In Boy Scouts of America v. Dale, the Court will determine whether the Boy Scouts have a First Amendment right to exclude members and leaders because they’re gay.

James Dale was a highly decorated Eagle Scout who later served as assistant scoutmaster in his New Jersey troop. The Boy Scouts expelled him in 1992 after learning that he was gay.

Dale then sued the Boy Scouts, relying on a New Jersey law banning discrimination on the basis of sexual orientation in “places of public accommodation.”

The Boy Scouts claimed that the New Jersey law couldn’t override the Scouts’ First Amendment right to select its own members.

Citing a Supreme Court case upholding a state law ban on sex discrimination in civic clubs, the New Jersey Supreme Court unanimously ruled in Dale’s favor.

School districts are the second largest sponsor of Scout troops, and NEA plans to file a friend-of-the-court brief in support of Dale.

In Mitchell v. Helms, the Court will decide whether a federal aid program that provides religious schools with computers, software, instructional equipment, and library books violates the separation of church and state.

The Court’s ruling may have an impact on the question whether private school vouchers violate the Establish-ment Clause.

With this in mind, the NEA filed a friend-of-the-court brief urging the Court to reaffirm the core First Amendment principle that “public funds cannot be used to support religious activities.”

The computers and instructional materials are themselves nonsectarian, the brief argued, but they nevertheless aid religious schools in advancing their avowed sectarian purposes.

Check this space for an update on these decisions next fall.

—Cynthia M. Chmielewski
NEA Office of General Counsel


A State Right To Discriminate?

Should state employers be exempt from federal laws banning discrimination in the workplace? The U. S. Supreme Court thinks so.

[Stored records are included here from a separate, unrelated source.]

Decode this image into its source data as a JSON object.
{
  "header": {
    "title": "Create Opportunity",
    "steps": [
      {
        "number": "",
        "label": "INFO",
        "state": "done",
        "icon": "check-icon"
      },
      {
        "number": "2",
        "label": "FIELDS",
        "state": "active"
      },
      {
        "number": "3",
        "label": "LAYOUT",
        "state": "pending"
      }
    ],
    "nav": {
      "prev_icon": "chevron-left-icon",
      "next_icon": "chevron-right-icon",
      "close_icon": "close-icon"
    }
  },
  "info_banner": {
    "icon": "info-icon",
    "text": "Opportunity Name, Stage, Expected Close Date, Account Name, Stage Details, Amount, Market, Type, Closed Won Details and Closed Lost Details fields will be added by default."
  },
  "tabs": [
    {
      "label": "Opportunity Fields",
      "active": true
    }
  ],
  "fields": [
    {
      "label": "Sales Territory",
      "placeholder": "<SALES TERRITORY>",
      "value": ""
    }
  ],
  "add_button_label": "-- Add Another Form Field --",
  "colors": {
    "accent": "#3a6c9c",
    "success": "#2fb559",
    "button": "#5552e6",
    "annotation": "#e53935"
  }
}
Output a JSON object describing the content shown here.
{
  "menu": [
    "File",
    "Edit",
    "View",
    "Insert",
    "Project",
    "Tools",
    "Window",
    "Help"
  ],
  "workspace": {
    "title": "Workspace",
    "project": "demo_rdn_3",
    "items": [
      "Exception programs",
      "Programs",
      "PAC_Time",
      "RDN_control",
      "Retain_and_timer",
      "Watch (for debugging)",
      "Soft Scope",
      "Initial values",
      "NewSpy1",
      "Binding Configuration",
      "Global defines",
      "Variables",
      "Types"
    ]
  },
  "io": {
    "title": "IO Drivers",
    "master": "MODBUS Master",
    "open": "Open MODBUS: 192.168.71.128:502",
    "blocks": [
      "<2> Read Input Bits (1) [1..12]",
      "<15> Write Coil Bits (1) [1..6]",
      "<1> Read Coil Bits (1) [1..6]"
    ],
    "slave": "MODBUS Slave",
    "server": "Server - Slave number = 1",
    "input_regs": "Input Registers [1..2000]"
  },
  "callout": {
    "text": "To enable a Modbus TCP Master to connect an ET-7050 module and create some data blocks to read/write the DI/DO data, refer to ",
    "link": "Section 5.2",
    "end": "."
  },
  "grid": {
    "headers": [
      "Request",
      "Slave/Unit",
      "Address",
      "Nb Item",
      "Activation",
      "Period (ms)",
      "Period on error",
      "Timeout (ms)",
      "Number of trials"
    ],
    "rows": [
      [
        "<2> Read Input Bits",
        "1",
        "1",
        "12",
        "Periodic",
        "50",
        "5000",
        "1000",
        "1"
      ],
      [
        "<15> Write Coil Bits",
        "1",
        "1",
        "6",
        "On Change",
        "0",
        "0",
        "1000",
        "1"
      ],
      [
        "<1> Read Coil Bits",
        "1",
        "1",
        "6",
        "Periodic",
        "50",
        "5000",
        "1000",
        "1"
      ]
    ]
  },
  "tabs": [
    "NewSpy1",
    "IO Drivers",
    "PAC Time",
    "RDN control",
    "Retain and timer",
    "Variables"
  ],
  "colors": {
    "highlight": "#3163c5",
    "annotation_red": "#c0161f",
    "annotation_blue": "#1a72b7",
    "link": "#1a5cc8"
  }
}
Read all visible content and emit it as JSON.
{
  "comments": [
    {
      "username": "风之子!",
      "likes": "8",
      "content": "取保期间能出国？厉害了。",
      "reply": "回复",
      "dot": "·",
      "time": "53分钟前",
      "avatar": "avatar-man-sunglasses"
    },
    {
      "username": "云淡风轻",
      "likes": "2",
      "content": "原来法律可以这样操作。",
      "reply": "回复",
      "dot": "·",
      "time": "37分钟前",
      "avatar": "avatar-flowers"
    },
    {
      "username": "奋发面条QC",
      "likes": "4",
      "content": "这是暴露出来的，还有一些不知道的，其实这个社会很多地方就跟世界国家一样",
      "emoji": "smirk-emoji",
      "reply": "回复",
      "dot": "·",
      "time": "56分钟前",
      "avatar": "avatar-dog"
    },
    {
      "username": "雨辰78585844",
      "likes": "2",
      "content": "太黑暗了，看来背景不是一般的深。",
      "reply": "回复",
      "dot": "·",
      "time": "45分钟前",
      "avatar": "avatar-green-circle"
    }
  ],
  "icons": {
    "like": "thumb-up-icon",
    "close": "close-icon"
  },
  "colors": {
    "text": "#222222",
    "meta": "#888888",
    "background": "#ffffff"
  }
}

In a landmark 5-4 decision, the High Court ruled last January that state workers—including employees of public colleges and universities—can’t sue their employers for violating the federal law against age discrimination. Apparently, a majority of the Court believes that “states’ rights” includes the right to discriminate against state workers.

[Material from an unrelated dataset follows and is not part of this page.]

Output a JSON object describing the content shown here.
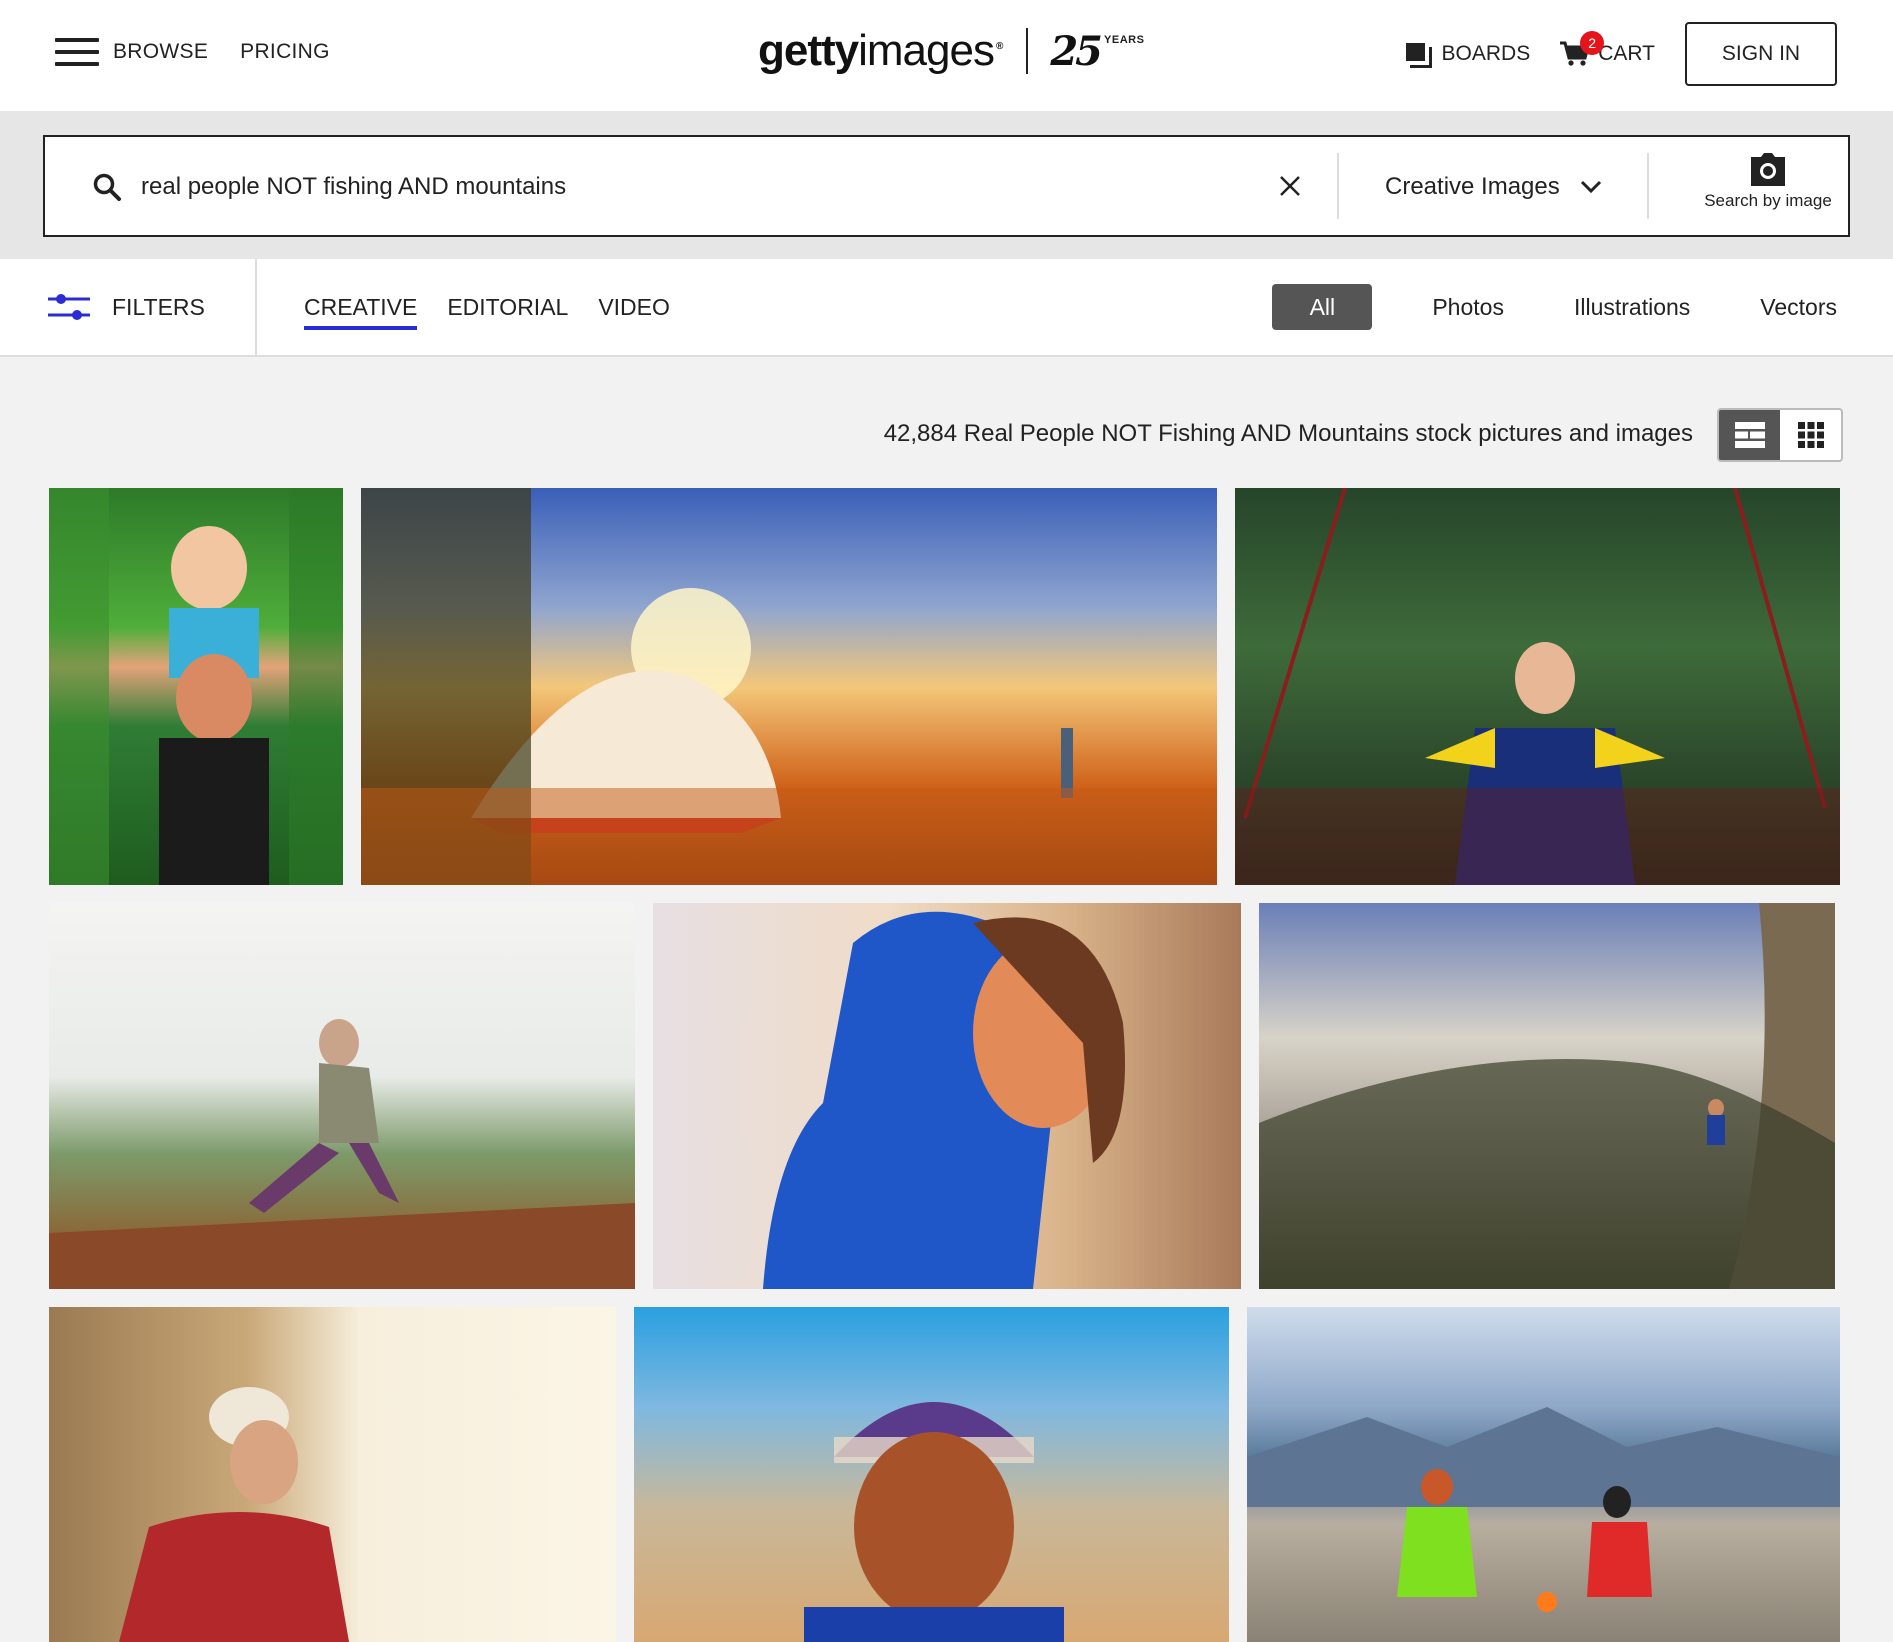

The case, Kimel v. Florida Board of Regents, involved 36 higher ed NEA members from Florida who claimed they were denied salary increases because of their age.

The Supreme Court dismissed the lawsuit, ruling that Congress over-stepped its authority when it prohibited age discrimination by state employers. The Court said the 11th Amendment—which shields state entities from suit in federal court—trumps Congress’ power under the Constitution to ban age discrimination.

After Kimel, it’s likely that public employers will be able to claim exemption from suit under a host of other federal civil rights laws as well, including: the Americans with Disabilities Act, the Family and Medical Leave Act, and the Equal Pay Act, which bans sex discrimination in pay.

One caveat: the 11th Amend-ment applies only to “state” employers, such as public colleges and universities. Except for California and Maryland, most courts have ruled that school districts are not entitled to 11th Amendment immunity.

NEA is working with other groups on a bill to make states waive 11th Amendment immunity if they get federal funds.